Much More than a Spanish Lesson
Today at school, I had much more than regular Spanish lessons.
It started when one of my teachers told me that today was very likely his last day. He had taken a test that all teachers who work in public schools are required to take. He has been working in Machu Picchu Spanish School for over 5 years. He said the pay was not good, he had never once gotten a raise, he had no health insurance, and in 5 years, he had had a total of 4 weeks vacation. Keep in mind, this is the school´s head teacher. He is excellent and very fun. His name is Saul by the way. He said he was very frustrated by the director, Rosana (with whom I am living) because for years he had talked to students and made suggestions to her as to how the school could improve, but not once had any changes been made. In past years, teachers had tried to take students out on excursions and out to small villages around Cusco, but she would make them pay for it themselves. He said she is a very good person and very fun and nice etc, but not the best administrator. She is missing out on a lot of opportunities. I wouldn´t want you to think this was a bitch session or anything. It was matter of fact and I was questioning etc. Saul is a really neat guy.

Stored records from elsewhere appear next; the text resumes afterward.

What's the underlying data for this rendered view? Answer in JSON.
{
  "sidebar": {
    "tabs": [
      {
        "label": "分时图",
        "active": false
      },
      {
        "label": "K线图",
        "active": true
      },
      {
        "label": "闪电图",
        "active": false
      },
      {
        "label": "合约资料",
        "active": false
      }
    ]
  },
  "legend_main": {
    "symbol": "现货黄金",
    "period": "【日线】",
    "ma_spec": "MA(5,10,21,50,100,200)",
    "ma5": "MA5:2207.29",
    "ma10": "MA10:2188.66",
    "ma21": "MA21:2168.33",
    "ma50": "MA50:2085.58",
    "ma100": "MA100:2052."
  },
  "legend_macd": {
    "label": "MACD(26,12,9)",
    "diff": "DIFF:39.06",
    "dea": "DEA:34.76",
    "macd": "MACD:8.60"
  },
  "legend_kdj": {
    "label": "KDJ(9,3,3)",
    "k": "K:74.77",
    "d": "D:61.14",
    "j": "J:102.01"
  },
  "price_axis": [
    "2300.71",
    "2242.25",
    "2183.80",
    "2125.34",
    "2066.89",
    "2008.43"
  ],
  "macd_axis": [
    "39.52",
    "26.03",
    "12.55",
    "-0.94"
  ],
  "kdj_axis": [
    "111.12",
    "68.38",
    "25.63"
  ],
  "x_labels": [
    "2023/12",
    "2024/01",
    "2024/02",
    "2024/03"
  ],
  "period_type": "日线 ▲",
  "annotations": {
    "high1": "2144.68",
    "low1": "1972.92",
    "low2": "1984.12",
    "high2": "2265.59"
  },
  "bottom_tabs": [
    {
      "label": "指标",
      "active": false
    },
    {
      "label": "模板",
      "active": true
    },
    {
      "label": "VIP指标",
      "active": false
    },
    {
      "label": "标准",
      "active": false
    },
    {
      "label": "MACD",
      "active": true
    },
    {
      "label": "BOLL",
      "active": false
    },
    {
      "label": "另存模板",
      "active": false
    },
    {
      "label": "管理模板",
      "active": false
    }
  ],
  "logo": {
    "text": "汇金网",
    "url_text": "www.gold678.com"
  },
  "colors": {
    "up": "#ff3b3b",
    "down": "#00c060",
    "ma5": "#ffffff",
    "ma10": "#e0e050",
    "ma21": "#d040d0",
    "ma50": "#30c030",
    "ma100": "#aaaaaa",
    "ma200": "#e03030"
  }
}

Anyway, he passed the test with flying colors. Apparently, only a small number of the takers passed the test at all. This led into our discussion about the school system here, the government, etc, and I learned some fascinating things.
Saul said that he believes change needs to start in the family. I agreed and shared my experiences working in Ferguson-Florissant. I told him we had some of the same endemic problems, just not as bad. He was very interested to hear. Apparently, in the past, the government started allowing teachers to work without having been to university. Therefore the entire education of the children went down, and now 15 years later or so, teachers can´t even pass the national exam. He talked about how dirty and rundown the schools are. How it takes money to get children into the good schools. (Rosana´s children go to some of the best.)
He told me about a hospital in Cusco that is called something like the Hospital for the Poor. That it is, he said. A couple of weeks ago, there was strong rain and some hail and the roof of the hospital nearly collapsed. Water came rushing through and sick people had to run from their beds. Just a couple months ago, three children died from infections they got while in the hospital. A couple of years ago, the wall surrounding the hospital collapsed onto a mother and two children who were just walking by on the sidewalk. Both children died. But nothing has changed. Nothing has been improved.
I learned that the current Peruvian president Alan García Pérez was president once before, beginning in 1985, I think. Back then, the economy went into a tailspin. It was necessary to stand in lines for sugar and rice, and cow milk became impossible to get. I still see absolutely NO milk in the stores.
In my next class with the one teacher I have had the whole time, Dante, I learned even more about politics. Apparently in Peru, it is obligatory to vote. If you are sick or miss voting for any reason, you are required to pay a fine of approximately 75 soles, which is no small amount here, even though it about $25. He explained that the people elected Garcia again because their other option in the last election was a military official. No one wanted a dictatorship. Also, Garcia had decent relations with surrounding countries. No one wanted more war with Bolivia or Ecuador. Even more importantly, Garcia has a good relationship with the US, which is important for Peru´s main export, potatoes. I had NO idea that was their main export. Someone told me they have 2,500 different types of potatoes. People made the excuse that the first time around Garcia was young and inexperienced. He has 4 more years in office.
Even though Saul had said the schools in the country were actually nicer than the old old rundown buildings in the city, Dante said that there are other problems. In the country, a family may have 7 kids, but they won´t all be able to go to school for very long. Usually, the father will force them to work so he doesn´t have to. Instead, he drinks.
I feel like there was even more, but remember this is all in Spanish. It was all just very interesting and I wanted to share.
Eventually, I need to write about Sunday´s excursion to Pisac and last night´s procession, which happens every year on the Monday of holy week. But for now, I need to get to bed early. I am feeling better today, and I think it is because of the medicine. But I am still far from 100% and have almost completely lost my voice. That should make for interesting lessons tomorrow. Blessings!